Estimating the true prevalence of cholera
Successful development of anti-cholera measures requires accurate estimates of infection incidence. Reporting of cholera cases, however, typically relies on clinical assessment at the time of patient presentation and can be problematized by lack of access to health care and variable, nonspecific symptomatology. Combining a small number of serological markers with machine learning methods, Azman et al. were able to accurately detect individuals who had had cholera infections within the previous year. Simulated serosurveys showed that this simple antibody-based approach could potentially be used as an alternative method to estimate cholera incidence in a population.
The development of new approaches to cholera control relies on an accurate understanding of cholera epidemiology. However, most information on cholera incidence lacks laboratory confirmation and instead relies on surveillance systems reporting medically attended acute watery diarrhea. If recent infections could be identified using serological markers, cross-sectional serosurveys would offer an alternative approach to measuring incidence. Here, we used 1569 serologic samples from a cohort of cholera cases and their uninfected contacts in Bangladesh to train machine learning models to identify recent Vibrio cholerae O1 infections. We found that an individual’s antibody profile contains information on the timing of V. cholerae O1 infections in the previous year. Our models using six serological markers accurately identified individuals in the Bangladesh cohort infected within the last year [cross-validated area under the curve (AUC), 93.4%; 95% confidence interval (CI), 92.1 to 94.7%], with a marginal performance decrease using models based on two markers (cross-validated AUC, 91.0%; 95% CI, 89.2 to 92.7%).

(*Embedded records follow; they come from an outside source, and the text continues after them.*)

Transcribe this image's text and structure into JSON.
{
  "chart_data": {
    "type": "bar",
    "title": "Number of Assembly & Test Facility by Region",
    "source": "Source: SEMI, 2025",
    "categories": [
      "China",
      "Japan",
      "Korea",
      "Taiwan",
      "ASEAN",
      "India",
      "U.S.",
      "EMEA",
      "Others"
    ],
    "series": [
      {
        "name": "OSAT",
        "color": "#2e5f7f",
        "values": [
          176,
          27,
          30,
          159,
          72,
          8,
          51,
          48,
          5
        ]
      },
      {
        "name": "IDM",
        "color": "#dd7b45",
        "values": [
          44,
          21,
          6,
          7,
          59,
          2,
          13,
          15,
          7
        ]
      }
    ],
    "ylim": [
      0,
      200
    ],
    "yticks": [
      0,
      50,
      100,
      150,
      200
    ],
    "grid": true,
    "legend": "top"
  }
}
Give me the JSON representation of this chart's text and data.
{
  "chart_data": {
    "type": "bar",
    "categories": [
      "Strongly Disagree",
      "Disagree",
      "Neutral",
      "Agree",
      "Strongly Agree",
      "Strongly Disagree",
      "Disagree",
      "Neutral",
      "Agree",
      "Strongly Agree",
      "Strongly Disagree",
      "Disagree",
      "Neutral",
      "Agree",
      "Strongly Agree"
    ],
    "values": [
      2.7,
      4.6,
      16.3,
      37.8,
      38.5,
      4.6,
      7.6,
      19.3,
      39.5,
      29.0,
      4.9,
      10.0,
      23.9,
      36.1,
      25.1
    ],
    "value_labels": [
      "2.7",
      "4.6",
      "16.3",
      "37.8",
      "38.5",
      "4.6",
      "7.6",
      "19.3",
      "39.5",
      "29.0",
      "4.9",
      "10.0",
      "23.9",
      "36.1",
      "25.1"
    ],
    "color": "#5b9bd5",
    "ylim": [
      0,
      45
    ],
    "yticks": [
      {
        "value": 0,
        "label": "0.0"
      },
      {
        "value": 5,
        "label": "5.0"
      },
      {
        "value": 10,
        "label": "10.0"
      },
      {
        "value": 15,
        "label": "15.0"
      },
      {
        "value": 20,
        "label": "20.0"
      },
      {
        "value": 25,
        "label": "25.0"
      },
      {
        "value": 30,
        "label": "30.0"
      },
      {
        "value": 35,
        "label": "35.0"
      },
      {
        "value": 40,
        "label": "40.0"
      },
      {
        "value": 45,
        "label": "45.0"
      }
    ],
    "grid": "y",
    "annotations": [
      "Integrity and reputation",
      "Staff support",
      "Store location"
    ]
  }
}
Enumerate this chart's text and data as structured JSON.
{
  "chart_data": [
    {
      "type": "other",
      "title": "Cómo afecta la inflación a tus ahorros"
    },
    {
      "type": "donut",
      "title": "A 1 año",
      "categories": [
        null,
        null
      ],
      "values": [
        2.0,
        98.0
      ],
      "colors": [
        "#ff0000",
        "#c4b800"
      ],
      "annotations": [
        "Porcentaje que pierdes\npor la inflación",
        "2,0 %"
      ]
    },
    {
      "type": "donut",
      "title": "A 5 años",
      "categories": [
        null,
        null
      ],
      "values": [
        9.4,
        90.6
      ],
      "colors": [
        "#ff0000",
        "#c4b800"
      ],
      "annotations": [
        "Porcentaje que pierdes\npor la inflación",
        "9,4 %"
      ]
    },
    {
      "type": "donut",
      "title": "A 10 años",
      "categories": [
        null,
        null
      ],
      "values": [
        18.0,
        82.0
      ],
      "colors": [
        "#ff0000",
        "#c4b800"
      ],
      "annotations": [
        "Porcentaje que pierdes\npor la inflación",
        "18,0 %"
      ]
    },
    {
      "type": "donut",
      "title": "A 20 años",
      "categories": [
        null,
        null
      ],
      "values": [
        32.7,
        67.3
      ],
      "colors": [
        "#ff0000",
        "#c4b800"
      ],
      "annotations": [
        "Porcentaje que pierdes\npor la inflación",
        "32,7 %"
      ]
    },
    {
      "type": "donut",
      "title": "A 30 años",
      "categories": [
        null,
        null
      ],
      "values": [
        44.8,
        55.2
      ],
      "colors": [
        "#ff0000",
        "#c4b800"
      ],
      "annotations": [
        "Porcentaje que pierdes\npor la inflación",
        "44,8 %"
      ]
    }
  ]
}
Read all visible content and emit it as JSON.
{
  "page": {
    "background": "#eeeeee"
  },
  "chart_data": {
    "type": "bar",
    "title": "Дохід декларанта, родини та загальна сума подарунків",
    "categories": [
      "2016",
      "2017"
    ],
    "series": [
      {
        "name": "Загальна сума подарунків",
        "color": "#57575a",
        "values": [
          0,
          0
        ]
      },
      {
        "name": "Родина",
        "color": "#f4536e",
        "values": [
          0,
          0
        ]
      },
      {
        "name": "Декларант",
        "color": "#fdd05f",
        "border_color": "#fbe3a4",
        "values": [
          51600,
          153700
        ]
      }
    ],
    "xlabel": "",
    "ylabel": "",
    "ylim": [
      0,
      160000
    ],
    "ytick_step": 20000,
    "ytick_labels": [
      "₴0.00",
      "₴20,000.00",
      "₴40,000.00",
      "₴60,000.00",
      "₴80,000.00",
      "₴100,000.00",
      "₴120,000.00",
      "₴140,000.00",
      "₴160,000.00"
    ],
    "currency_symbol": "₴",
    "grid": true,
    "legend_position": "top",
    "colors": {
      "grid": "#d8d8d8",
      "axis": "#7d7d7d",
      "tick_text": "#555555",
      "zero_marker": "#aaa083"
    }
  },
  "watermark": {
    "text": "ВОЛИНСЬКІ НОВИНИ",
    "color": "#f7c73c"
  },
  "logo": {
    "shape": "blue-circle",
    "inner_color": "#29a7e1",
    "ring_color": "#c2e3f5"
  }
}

We validated the performance of the two-marker model on data from a cohort of North American volunteers challenged with V. cholerae O1 (AUC range, 88.4 to 98.4%). In simulated serosurveys, our models accurately estimated annual incidence in both endemic and epidemic settings, even with sample sizes as small as 500 and annual incidence as low as two infections per 1000 individuals. Cross-sectional serosurveys may be a viable approach to estimating cholera incidence.